Er hatte morgens absichtlich vor dem Haus gewartet und als sie runterkam, hatte er auch direkt die Chance ergriffen und sie angesprochen. Zeitgleich hatte er durch die Blumen geäußert, das er dies jedoch nicht für sich, sondern für seinen Freund machen würde.

Vincent hoffte, dass Dag ihm das nicht übel nehmen würde.

Aber eventuell könnte er dies ja auch schön verpacken und die Wahrheit damit ein klein wenig umgehen.

Er zuckte für sich mit den Schultern und sah das Wohnhaus hinauf. Dag war wie so oft mal wieder zu spät dran. Vincent war jedoch mit Absicht nicht raufgegangen, denn dann würde der werte Herr noch langsamer in die Puschen kommen.

Lässig lehnte er sich an den Stromkasten, als die Haustüre unten aufging und Dag mit einem strahlenden Lächeln rauskam. »Ey Vinne. Ich hab nachgedacht. Heut mach ich es. Heut sprech' ich sie an.«

»Ah okay. Ja dann.«

»Du glaubst mir nich'?! Wart ab. Ich bekomm das hin.«

Vincent überlegte, ob er ihm sagen sollte, dass er bereits für ein Treffen gesorgt hatte, aber entschied sich dann doch dagegen.

Desto näher sie jedoch Andis Bar kamen, umso angespannter wirkte Dag. Das Grinsen wechselte zu Falten auf der Stirn.

Vincent übernahm unbedacht dieselbe Mimik, weil er sich Gedanken machte, ob es seinem besten Freund eventuell helfen würde, zu wissen, dass alles schon geregelt war. Aber er wollte des Weiteren nicht, dass dieser dachte, er würde ohne ihn nichts auf die Reihe bekommen.

Er verstand eh nicht, wieso Dag so war. Vor diesem Mädchen hatte er doch auch keine Probleme gehabt, Weiber anzusprechen.
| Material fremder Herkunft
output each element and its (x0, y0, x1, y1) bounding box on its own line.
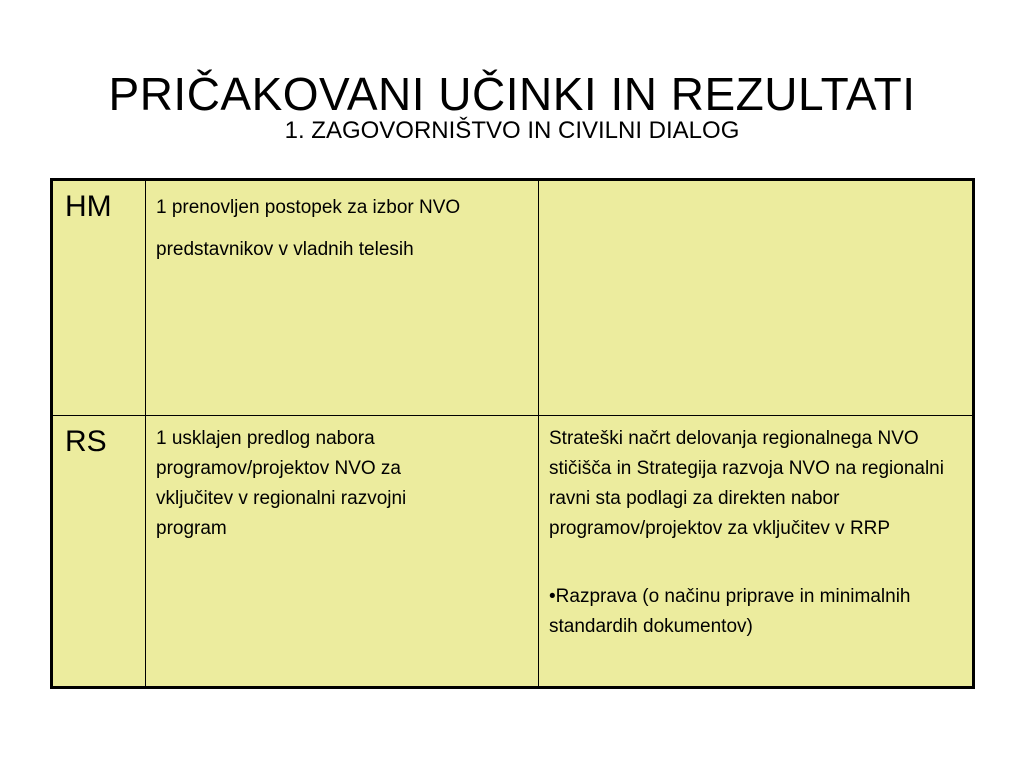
row-code-cell: RS (52, 416, 146, 688)
result-line: predstavnikov v vladnih telesih (156, 239, 414, 260)
results-table (50, 178, 975, 689)
table-row (52, 416, 974, 688)
result-line: 1 usklajen predlog nabora (156, 428, 375, 449)
result-cell (146, 180, 539, 416)
bullet-text: •Razprava (o načinu priprave in minimalnih standardih dokumentov) (549, 586, 911, 637)
row-code-cell: HM (52, 180, 146, 416)
table-row (52, 180, 974, 416)
result-line: program (156, 518, 227, 539)
note-text: Strateški načrt delovanja regionalnega NVO stičišča in Strategija razvoja NVO na regionalni ravni sta podlagi za direkten nabor programov/projektov za vključitev v RRP (549, 428, 944, 539)
slide-subtitle: 1. ZAGOVORNIŠTVO IN CIVILNI DIALOG (284, 117, 740, 144)
note-cell (539, 180, 974, 416)
slide-title: PRIČAKOVANI UČINKI IN REZULTATI (108, 68, 916, 120)
result-line: programov/projektov NVO za (156, 458, 401, 479)
result-line: 1 prenovljen postopek za izbor NVO (156, 197, 461, 218)
note-cell (539, 416, 974, 688)
result-line: vključitev v regionalni razvojni (156, 488, 407, 509)
result-cell (146, 416, 539, 688)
»So, auf ein Neues.« , sprach er und wies galant Dag ins Innere des Gebäudes einzutreten.

»Und was, wenn sie nein sagt? Was, wenn sie mich ignoriert. Stell dir mal vor, ich red' mit ihr und sie schaut mich nur an und geht weg.«

»Dag, bitte. Es wird nichts, dergleichen gescheh'n. Vertrau' mir.«

Er haderte mit sich selbst. Das hatte er schon den Abend davor gemacht, als er den Song ausgesucht hatte und anschließend abgehauen war, weil er dann doch Bammel bekam.

Sogar da hatte Vincent versucht, mit Engelszungen auf ihn einzureden, weshalb er danach ja auch den Entschluss gefasst hatte, die Sache selbst in die Hand zu nehmen.

Er schüttelte den Kopf. »Komm mit, oder lass es.« , sprach er und ging hinein, öffnete anschließend die Türe zur Bar und sah zurück.

Dag kam schon angedackelt. »Bin ja da.«

»Dann beweg' dein'n Arsch da rein.«

Vincents Blick fiel direkt auf die Blondine der Band, die auf ihren Plätzen mit einem Bein auf einem Hocker gelehnt mit Pierre dem Barkeeper sprach.

»Sollen wir woanders platznehmen?« , fragte er Dag.

»Was? Nein, wieso? Die geht doch jetzt bestimmt auf die Bühne. Ansonsten bitten wir sie drum.«

Vincent verstand nicht, weshalb Dag keine Scheu hatte die Blondine anzusprechen. Er selbst hatte es nämlich, da ebendiese immer diesen Blick draufhatte, als würde sie nebenbei noch als Auftragskillerin ihr Geld verdienen.

Jene drehte sich um und lächelte unerwartet in seine Richtung.

Sie stand auf und zeigte Vincent präsentierend die zwei Hocker, ehe sie zur Bühne flanierte.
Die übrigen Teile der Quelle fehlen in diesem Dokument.